These Violent Delights

Written by Chloe Gong
Review by Melissa Warren

Gross, violent, beautiful, and poetic, Chloe Gong’s reimagined tale of Shakespeare’s two star-crossed lovers features the city of Shanghai in the 1920s as a central character. Bankers, foreigners, gangsters, and simmering political unrest fill the city’s streets. Fittingly, Gong opens her tale with gangsters bleeding to death in those streets but not by own their hands. An interloper, a foreign menace, leaves them to writhe near the Huangpu River.

As the body count rises, Gong’s heroine, eighteen-year-old Juliette Cai, is tasked with solving these murders. A trained killer, she makes Thomas Shelby of Peaky Blinders look like a timid schoolboy. Like the BBC hit, this novel captures the grit, classism, and racism that defines gangster tales of this era. It frames life as a ruthless criminal as a choice between damnation or starvation. As the heir to the Scarlet gang, Juliette embodies that choice in a myriad of ways. Her ancient homeland has been carved into slices by powerful outsiders. Among her pin curls, flapper dress, and high heels, she conceals guns and knives ready to gut anyone who threatens her people and her city.

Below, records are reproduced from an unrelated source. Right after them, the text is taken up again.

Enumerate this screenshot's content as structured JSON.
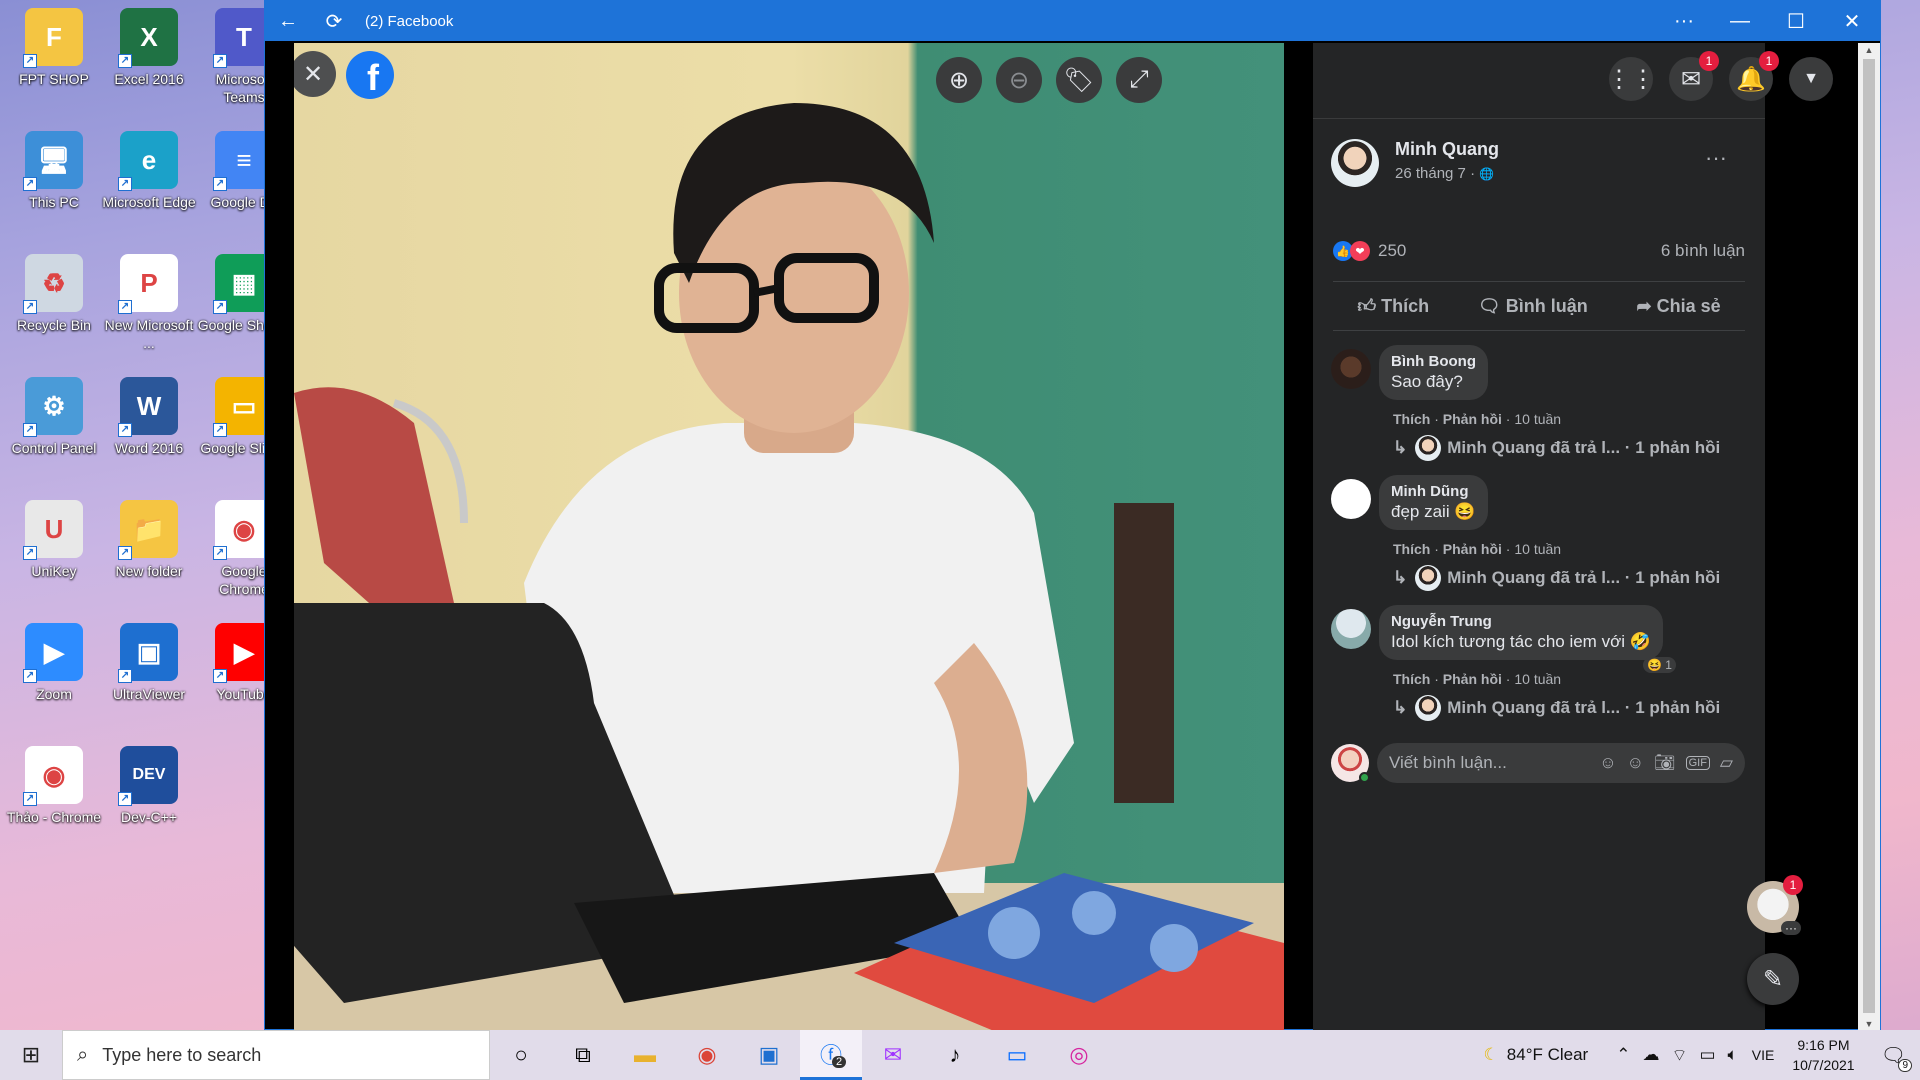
{
  "desktop": {
    "icons": [
      {
        "label": "FPT SHOP",
        "color": "#f4c542",
        "glyph": "F"
      },
      {
        "label": "Excel 2016",
        "color": "#1f7244",
        "glyph": "X"
      },
      {
        "label": "Microsoft Teams",
        "color": "#5059c9",
        "glyph": "T"
      },
      {
        "label": "This PC",
        "color": "#3d8fd8",
        "glyph": "🖥"
      },
      {
        "label": "Microsoft Edge",
        "color": "#1ba1c9",
        "glyph": "e"
      },
      {
        "label": "Google Do",
        "color": "#4285f4",
        "glyph": "≡"
      },
      {
        "label": "Recycle Bin",
        "color": "#cfd8e2",
        "glyph": "♻"
      },
      {
        "label": "New Microsoft ...",
        "color": "#ffffff",
        "glyph": "P"
      },
      {
        "label": "Google Sheets",
        "color": "#0f9d58",
        "glyph": "▦"
      },
      {
        "label": "Control Panel",
        "color": "#4a9bd8",
        "glyph": "⚙"
      },
      {
        "label": "Word 2016",
        "color": "#2b579a",
        "glyph": "W"
      },
      {
        "label": "Google Slides",
        "color": "#f4b400",
        "glyph": "▭"
      },
      {
        "label": "UniKey",
        "color": "#e8e8e8",
        "glyph": "U"
      },
      {
        "label": "New folder",
        "color": "#f5c542",
        "glyph": "📁"
      },
      {
        "label": "Google Chrome",
        "color": "#ffffff",
        "glyph": "◉"
      },
      {
        "label": "Zoom",
        "color": "#2d8cff",
        "glyph": "▶"
      },
      {
        "label": "UltraViewer",
        "color": "#1e6fd0",
        "glyph": "▣"
      },
      {
        "label": "YouTube",
        "color": "#ff0000",
        "glyph": "▶"
      },
      {
        "label": "Thảo - Chrome",
        "color": "#ffffff",
        "glyph": "◉"
      },
      {
        "label": "Dev-C++",
        "color": "#1f4e9c",
        "glyph": "DEV"
      }
    ]
  },
  "window": {
    "title": "(2) Facebook",
    "more": "···"
  },
  "viewer": {
    "close": "✕",
    "logo": "f"
  },
  "header": {
    "messenger_badge": "1",
    "notifications_badge": "1"
  },
  "post": {
    "author": "Minh Quang",
    "date": "26 tháng 7 · ",
    "globe": "🌐",
    "options": "···",
    "reaction_count": "250",
    "comment_count": "6 bình luận",
    "actions": {
      "like": "Thích",
      "comment": "Bình luận",
      "share": "Chia sẻ"
    }
  },
  "comments": [
    {
      "name": "Bình Boong",
      "text": "Sao đây?",
      "like": "Thích",
      "reply": "Phản hồi",
      "age": "10 tuần",
      "reply_summary": "Minh Quang đã trả l... · 1 phản hồi",
      "emoji": "",
      "reaction": ""
    },
    {
      "name": "Minh Dũng",
      "text": "đẹp zaii",
      "like": "Thích",
      "reply": "Phản hồi",
      "age": "10 tuần",
      "reply_summary": "Minh Quang đã trả l... · 1 phản hồi",
      "emoji": "😆",
      "reaction": ""
    },
    {
      "name": "Nguyễn Trung",
      "text": "Idol kích tương tác cho iem với",
      "like": "Thích",
      "reply": "Phản hồi",
      "age": "10 tuần",
      "reply_summary": "Minh Quang đã trả l... · 1 phản hồi",
      "emoji": "🤣",
      "reaction": "😆 1"
    }
  ],
  "composer": {
    "placeholder": "Viết bình luận..."
  },
  "chat_head_badge": "1",
  "taskbar": {
    "search_placeholder": "Type here to search",
    "weather": "84°F  Clear",
    "language": "VIE",
    "time": "9:16 PM",
    "date": "10/7/2021",
    "notif_count": "9",
    "fb_badge": "2"
  }
}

The story of Juliet and Romeo is not a tale of innocent love. It is a tale of how hate steals innocence and, more importantly, life. Once hate and greed are set loose on the streets, they take on a life of their own, tearing down every living thing in their path. The two heirs of these powerful families come together to shield their city from destruction. This novel is a perfect young adult entry point into the original tragedy or a fast-paced, bloody read for anyone seeking adventure.